A recent recent study commissioned by the dissolution authority detailed the challenges facing redevelopment. Clean-up could take years, the costs are dependent on what is envisioned for the property and not only what’s in the soil but how many buildings are demolished. Environmental remediation requirements become much more stringent if residential development becomes part of the plan.
According to a 1,535-page report on the study’s findings, the costs just to get the property ready for development could range from $48 million for industrial and commercial uses to $334 million for heavily residential. Those figures are based on getting started in 2026 and rise significantly waiting five or 10 years.
According to the MIRA Dissolution Authority, it expects to wind down in late spring with $50 million in reserves that could cover remediation for future development.
“Truly, it’s not much different than Adriaen’s Landing was,” Michael W. Freimuth, CRDA’s executive director, said. “I mean, Adriaen’s was coal tar and tank farms and multiple properties and the waterfront. The process is pretty similar. Land use controls and environmental land use restrictions and all that stuff. It’s really kind of the son of Adriaen’s.”

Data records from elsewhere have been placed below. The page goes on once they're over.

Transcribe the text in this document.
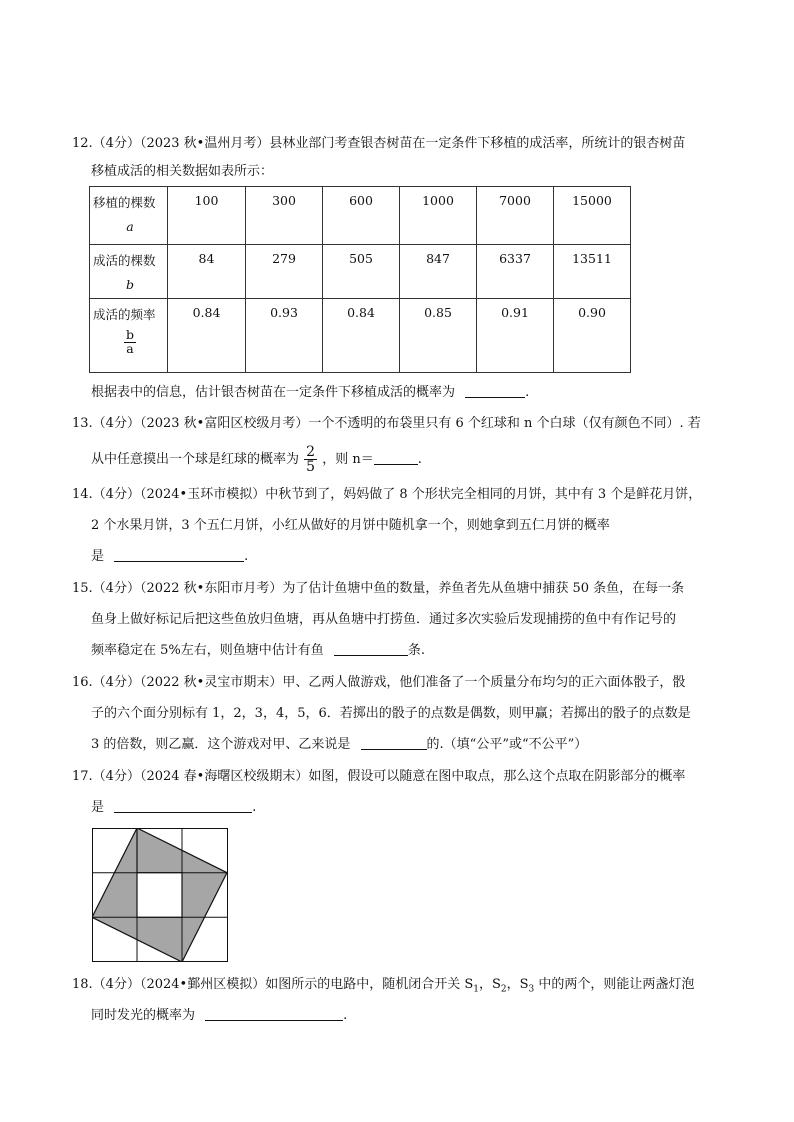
12.（4分）（2023 秋•温州月考）县林业部门考查银杏树苗在一定条件下移植的成活率，所统计的银杏树苗
移植成活的相关数据如表所示：
移植的棵数
a	100	300	600	1000	7000	15000

成活的棵数
b	84	279	505	847	6337	13511

成活的频率
$\frac{b}{a}$	0.84	0.93	0.84	0.85	0.91	0.90
根据表中的信息，估计银杏树苗在一定条件下移植成活的概率为	.
13.（4分）（2023 秋•富阳区校级月考）一个不透明的布袋里只有 6 个红球和 n 个白球（仅有颜色不同）. 若
从中任意摸出一个球是红球的概率为 $\frac{2}{5}$ ，则 n＝	.
14.（4分）（2024•玉环市模拟）中秋节到了，妈妈做了 8 个形状完全相同的月饼，其中有 3 个是鲜花月饼，
2 个水果月饼，3 个五仁月饼，小红从做好的月饼中随机拿一个，则她拿到五仁月饼的概率
是	.
15.（4分）（2022 秋•东阳市月考）为了估计鱼塘中鱼的数量，养鱼者先从鱼塘中捕获 50 条鱼，在每一条
鱼身上做好标记后把这些鱼放归鱼塘，再从鱼塘中打捞鱼．通过多次实验后发现捕捞的鱼中有作记号的
频率稳定在 5%左右，则鱼塘中估计有鱼	条.
16.（4分）（2022 秋•灵宝市期末）甲、乙两人做游戏，他们准备了一个质量分布均匀的正六面体骰子，骰
子的六个面分别标有 1，2，3，4，5，6．若掷出的骰子的点数是偶数，则甲赢；若掷出的骰子的点数是
3 的倍数，则乙赢．这个游戏对甲、乙来说是	的.（填“公平”或“不公平”）
17.（4分）（2024 春•海曙区校级期末）如图，假设可以随意在图中取点，那么这个点取在阴影部分的概率
是	.
18.（4分）（2024•鄞州区模拟）如图所示的电路中，随机闭合开关 $S_1$，$S_2$，$S_3$ 中的两个，则能让两盏灯泡
同时发光的概率为	.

Coal tar was left behind by the early coal-burning plants that provided heat and light to city residents in the early part of the last century.
Adriaen’s Landing in downtown Hartford now includes a convention center, hotel, apartments, an entertainment district and the University of Connecticut’s downtown regional campus. The trash-to-energy plant property is more than double the size of Adriaen’s Landing.
Initially, Adriaen’s Landing — launched in the early 2000s after years of planning — was envisioned as unfolding in just a few years.
But the Front Street entertainment district, for example, wasn’t completed until 2010, and its first lease signed two years later as the country slogged through a deep recession. There was a change in developers and housing — originally planned for above the storefronts — was taken out of the design.
Arulampalam, the Hartford mayor, acknowledged that the cost of environmental clean-up could limit future residential development on the trash-to-energy plant property.
“For the conversion of the entire parcel into residential — at least right now — seems like it would be cost prohibitive,” Arulampalam said. “But I think there’s probably some eventual blended use that can be achieved on that site.”